Ortaya çıkabilecek semptomlar ise sabahın erken saatlerinde baş ağrıları, burun kanamaları, düzensiz kalp ritimleri, görme değişiklikleri ve kulaklarda vızıltıdır. Şiddetli hipertansiyon, halsizlik, bulantı, kusma, anksiyete, göğüs ağrısı ve kas titremelerine neden olabilir.
ETKİLİ BİR ÇARE: DOĞRU BESLENME
Yaşam tarzı değişiklikleri ve doğru beslenme tedavisiyle hipertansiyon hastalarının kan basınçlarında düşme, ilaç kullanıyorlarsa ilaç sayısında ve dozunda azalma, ilaç etkinliğinin artması ve hipertansiyonla birlikte görülen diğer komplikasyonlarda düzelme gözlenmektedir.

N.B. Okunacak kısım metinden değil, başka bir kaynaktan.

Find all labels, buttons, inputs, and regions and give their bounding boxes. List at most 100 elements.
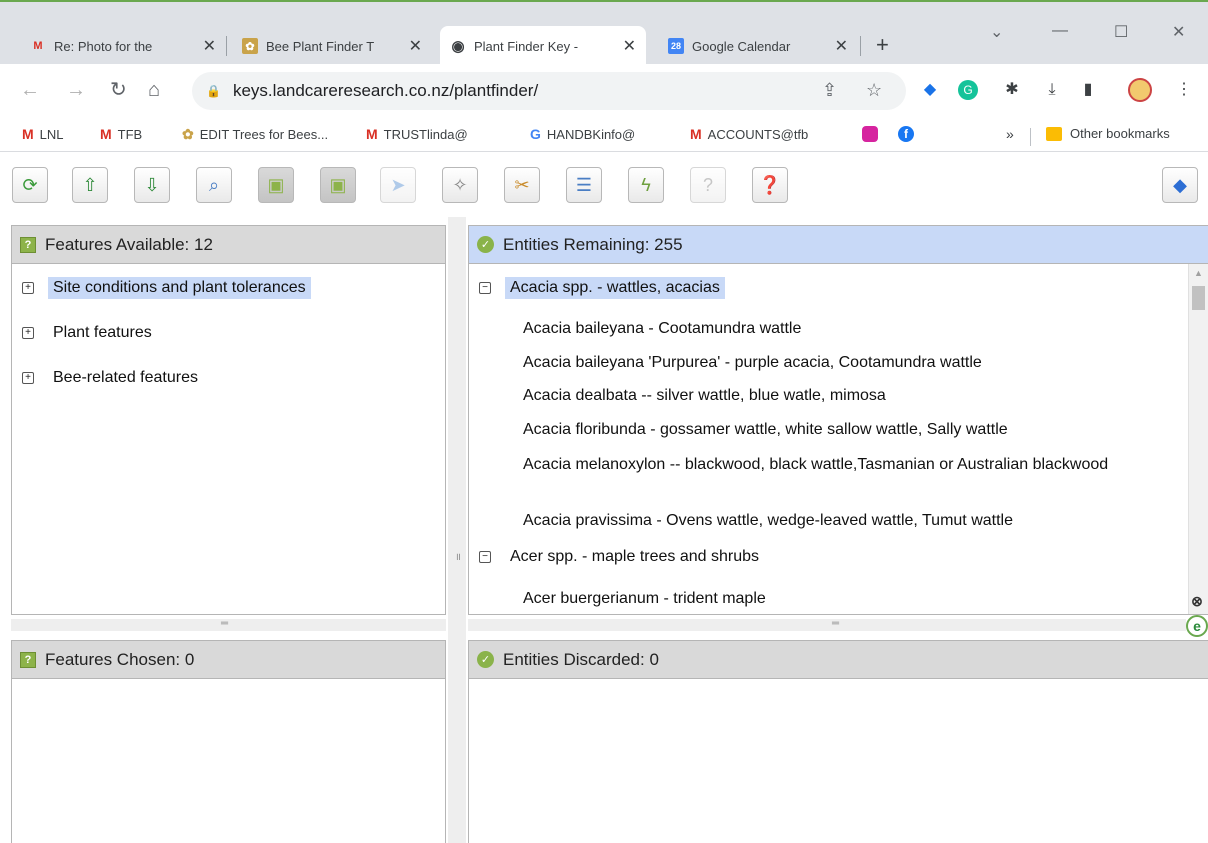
tab-label: Google Calendar xyxy=(692,38,791,54)
avatar[interactable] xyxy=(1128,78,1152,102)
move-up-icon[interactable]: ⇧ xyxy=(72,167,108,203)
close-icon[interactable]: ✕ xyxy=(409,36,422,56)
vertical-splitter[interactable]: ॥ xyxy=(448,217,466,843)
bookmark-accounts-tfb[interactable]: M ACCOUNTS@tfb xyxy=(690,126,808,142)
close-circle-icon[interactable]: ⊗ xyxy=(1186,590,1208,612)
window-close-icon[interactable]: ✕ xyxy=(1172,22,1185,42)
bookmark-tfb[interactable]: M TFB xyxy=(100,126,142,142)
expand-icon[interactable]: + xyxy=(22,282,34,294)
bookmark-handbkinfo[interactable]: G HANDBKinfo@ xyxy=(530,126,635,142)
entity-group-acer[interactable]: − Acer spp. - maple trees and shrubs xyxy=(479,546,764,568)
bookmark-lnl[interactable]: M LNL xyxy=(22,126,64,142)
restart-icon[interactable]: ⟳ xyxy=(12,167,48,203)
extension-cap-icon[interactable]: ◆ xyxy=(918,78,942,102)
entity-item[interactable]: Acacia floribunda - gossamer wattle, whi… xyxy=(523,419,1123,440)
entity-item[interactable]: Acacia baileyana - Cootamundra wattle xyxy=(523,318,1123,339)
search-icon[interactable]: ⌕ xyxy=(196,167,232,203)
show-entities-image-icon[interactable]: ▣ xyxy=(320,167,356,203)
lock-icon: 🔒 xyxy=(206,84,221,98)
entities-scrollbar[interactable]: ▲ xyxy=(1188,264,1208,614)
share-icon[interactable]: ⇪ xyxy=(822,81,837,99)
tab-label: Bee Plant Finder T xyxy=(266,38,375,54)
scroll-thumb[interactable] xyxy=(1192,286,1205,310)
expand-icon[interactable]: + xyxy=(22,327,34,339)
url-text: keys.landcareresearch.co.nz/plantfinder/ xyxy=(232,81,539,100)
extension-e-icon[interactable]: e xyxy=(1186,615,1208,637)
bookmark-facebook[interactable]: f xyxy=(898,126,914,142)
bookmark-edit-trees-for-bees[interactable]: ✿ EDIT Trees for Bees... xyxy=(182,126,328,143)
entity-item[interactable]: Acer buergerianum - trident maple xyxy=(523,588,1123,609)
gmail-icon: M xyxy=(100,126,112,142)
feature-site-conditions[interactable]: + Site conditions and plant tolerances xyxy=(22,277,311,299)
bookmark-label: TFB xyxy=(117,126,143,142)
home-icon[interactable]: ⌂ xyxy=(148,80,160,100)
grammarly-icon[interactable]: G xyxy=(956,78,980,102)
bookmark-trustlinda[interactable]: M TRUSTlinda@ xyxy=(366,126,468,142)
entity-item[interactable]: Acacia melanoxylon -- blackwood, black w… xyxy=(523,454,1123,475)
entity-group-acacia[interactable]: − Acacia spp. - wattles, acacias xyxy=(479,277,725,299)
tag-icon[interactable]: ➤ xyxy=(380,167,416,203)
feature-bee-related[interactable]: + Bee-related features xyxy=(22,367,203,389)
entity-group-label: Acer spp. - maple trees and shrubs xyxy=(510,548,760,565)
differences-icon[interactable]: ? xyxy=(690,167,726,203)
side-panel-icon[interactable]: ▮ xyxy=(1076,78,1100,102)
reload-icon[interactable]: ↻ xyxy=(110,80,127,100)
magic-wand-icon[interactable]: ✧ xyxy=(442,167,478,203)
help-icon[interactable]: ❓ xyxy=(752,167,788,203)
close-icon[interactable]: ✕ xyxy=(835,36,848,56)
features-chosen-panel: ? Features Chosen: 0 xyxy=(11,640,446,843)
browser-tab-plant-finder-key[interactable]: ◉ Plant Finder Key - ✕ xyxy=(440,26,646,66)
feature-label: Site conditions and plant tolerances xyxy=(48,277,311,299)
collapse-icon[interactable]: − xyxy=(479,551,491,563)
entity-group-label: Acacia spp. - wattles, acacias xyxy=(505,277,725,299)
address-bar[interactable]: 🔒 keys.landcareresearch.co.nz/plantfinde… xyxy=(192,72,906,110)
tab-separator xyxy=(860,36,861,56)
bookmarks-overflow-button[interactable]: » xyxy=(1006,126,1014,142)
gmail-icon: M xyxy=(690,126,702,142)
entity-item[interactable]: Acacia baileyana 'Purpurea' - purple aca… xyxy=(523,352,1123,373)
browser-tab-gmail[interactable]: M Re: Photo for the ✕ xyxy=(20,26,226,66)
splitter-grip-icon: ॥ xyxy=(455,552,461,563)
entity-item[interactable]: Acacia dealbata -- silver wattle, blue w… xyxy=(523,385,1123,406)
back-icon[interactable]: ← xyxy=(20,80,40,100)
instagram-icon xyxy=(862,126,878,142)
lucid-logo-icon[interactable]: ◆ xyxy=(1162,167,1198,203)
feature-plant-features[interactable]: + Plant features xyxy=(22,322,157,344)
tab-separator xyxy=(226,36,227,56)
scroll-up-icon[interactable]: ▲ xyxy=(1194,268,1203,278)
extensions-puzzle-icon[interactable]: ✱ xyxy=(1000,78,1024,102)
expand-icon[interactable]: + xyxy=(22,372,34,384)
other-bookmarks[interactable]: Other bookmarks xyxy=(1046,126,1170,141)
entity-item[interactable]: Acacia pravissima - Ovens wattle, wedge-… xyxy=(523,510,1123,531)
splitter-grip-icon: ═ xyxy=(221,618,229,629)
close-icon[interactable]: ✕ xyxy=(623,36,636,56)
prune-icon[interactable]: ✂ xyxy=(504,167,540,203)
lightning-icon[interactable]: ϟ xyxy=(628,167,664,203)
browser-tab-bee-plant-finder[interactable]: ✿ Bee Plant Finder T ✕ xyxy=(232,26,432,66)
tab-search-icon[interactable]: ⌄ xyxy=(990,22,1003,42)
new-tab-button[interactable]: + xyxy=(876,34,889,56)
list-icon[interactable]: ☰ xyxy=(566,167,602,203)
features-available-panel: ? Features Available: 12 + Site conditio… xyxy=(11,225,446,615)
right-horizontal-splitter[interactable]: ═ xyxy=(468,619,1186,631)
close-icon[interactable]: ✕ xyxy=(203,36,216,56)
download-icon[interactable]: ⤓ xyxy=(1040,78,1064,102)
browser-tab-google-calendar[interactable]: 28 Google Calendar ✕ xyxy=(658,26,858,66)
collapse-icon[interactable]: − xyxy=(479,282,491,294)
bookmark-label: HANDBKinfo@ xyxy=(546,126,636,142)
browser-tab-strip: M Re: Photo for the ✕ ✿ Bee Plant Finder… xyxy=(0,0,1208,66)
menu-kebab-icon[interactable]: ⋮ xyxy=(1172,78,1196,102)
check-icon: ✓ xyxy=(477,236,494,253)
left-horizontal-splitter[interactable]: ═ xyxy=(11,619,446,631)
bookmark-star-icon[interactable]: ☆ xyxy=(866,81,882,99)
move-down-icon[interactable]: ⇩ xyxy=(134,167,170,203)
forward-icon[interactable]: → xyxy=(66,80,86,100)
question-icon: ? xyxy=(20,236,36,253)
maximize-icon[interactable]: ☐ xyxy=(1114,22,1128,42)
gmail-icon: M xyxy=(366,126,378,142)
show-features-image-icon[interactable]: ▣ xyxy=(258,167,294,203)
minimize-icon[interactable]: — xyxy=(1052,22,1068,40)
splitter-grip-icon: ═ xyxy=(832,618,840,629)
facebook-icon: f xyxy=(898,126,914,142)
bookmark-instagram[interactable] xyxy=(862,126,878,142)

Obezite, hipertansiyon için bir risk faktörüdür. Yapılan çalışmalarda hipertansiyonu olan erkeklerin %70’inde, kadınların ise %60’ında aşırı yağlanma tespit edilmiştir. Doğru zayıflama hipertansif hastaların çoğunda anlamlı miktarda kan basıncı düşmesi sağlamıştır. Zayıflamayla birlikte uygulanan fiziksel aktivite kan basıncındaki düşmeyi artırmaktadır.
TUZA DİKKAT!
Tuz ve sodyum kavramları karıştırılmamalıdır. Klorür sodyumun etkisini artırmaktadır. Sodyum, çoğunlukla sofra tuzu/sodyum klorür şeklinde gıdayla alınmaktadır. Sodyum bikarbonat gibi diğer şekillerde alındığında sodyumun kan basıncı artırıcı etkisi fazla değildir. Kan basıncı düşüklüğünün sağlanması için ortalama 5 haftalık tuz kısıtlaması yapılmalıdır. Hastalara günde 5 gramdan az tuz tüketmeleri önerilmektedir. Diyetle alınan sodyumun önemli bir kısmı işlenmiş gıdalardan gelmektedir. Bu tür gıdalardan kaçınılmalı ve sofrada tuzluk kullanılmamalıdır. Sodyum kısıtlaması antihipertansif ilaçların etkisini artırır.
Diyette, taze meyve ve sebzelerden sağlanan potasyum hipertansiflerde kan basıncını düşürmektedir. Günde ortalama 14 g lif tüketenlerde kan basıncında düşme olduğu gözlenmiştir. Lifli gıdalar daha fazla potasyum, daha az sodyum içermektedir.
Omega-3 çoklu doymamış yağ asidi günde 3-6 g alındığında hipertansiflerde sistolik kan basıncında 4 mmHg, diyastolik kan basıncında 3 mmHg düşme sağlamaktadır.
Hipertansiyon hastalarının alkol kullanımlarını sınırlandırmaları, sigara kullanımlarını ise sonlandırmaları gerekmektedir.